こちらも文蔵の元顧問弁護士が上手くやってくれた。

そしてツグミは血縁者が忍田と祖母しかいないということで、忍田が引き取ることとなった。

 

 

ボーダー本部基地の医務室で目を覚ましたツグミは近界民(ネイバー)に襲われて両親を殺されたことをまったく覚えていなかった。

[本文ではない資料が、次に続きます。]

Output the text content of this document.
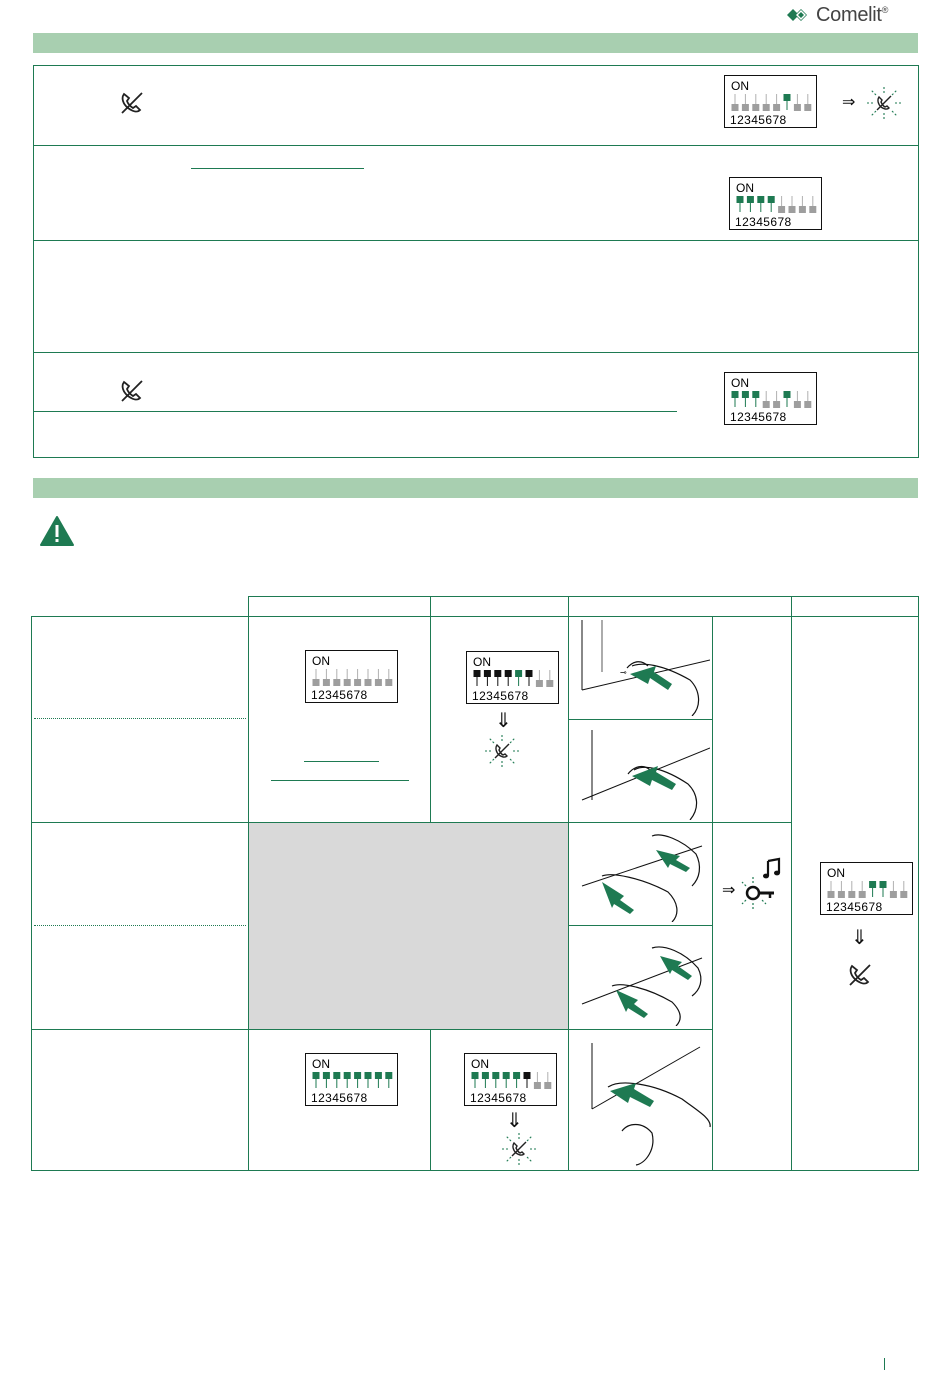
Comelit ®
ON
12345678
⇒
ON
12345678
ON
12345678
ON
12345678
ON
12345678
ON
12345678
ON
12345678
ON
12345678
⇓
⇓
⇓
⇒
⊸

医師の診断では「強い心的外傷による健忘」ということで、日常生活に支障はないものの、大きなショックやストレスのかかることから精神を守るための、無意識的防御機制だという説明があった。

だからなのか父親代わりの忍田のそばから決して離れようとはしない。

彼女にとって唯一自分を庇護してくれるのが忍田であると本能で察したからに違いない。

しかし単純に父親の愛情を求めるだけでなく、まるで自分の肉体の一部であるかのように忍田に執着し、引き離そうとすると泣き喚くという症状が半年ほど続き、登校さえままならなかった。

この事件はボーダーの土台を揺るがす大事件であったと同時に、ツグミという幼子の精神を長期間蝕み続けたのだった。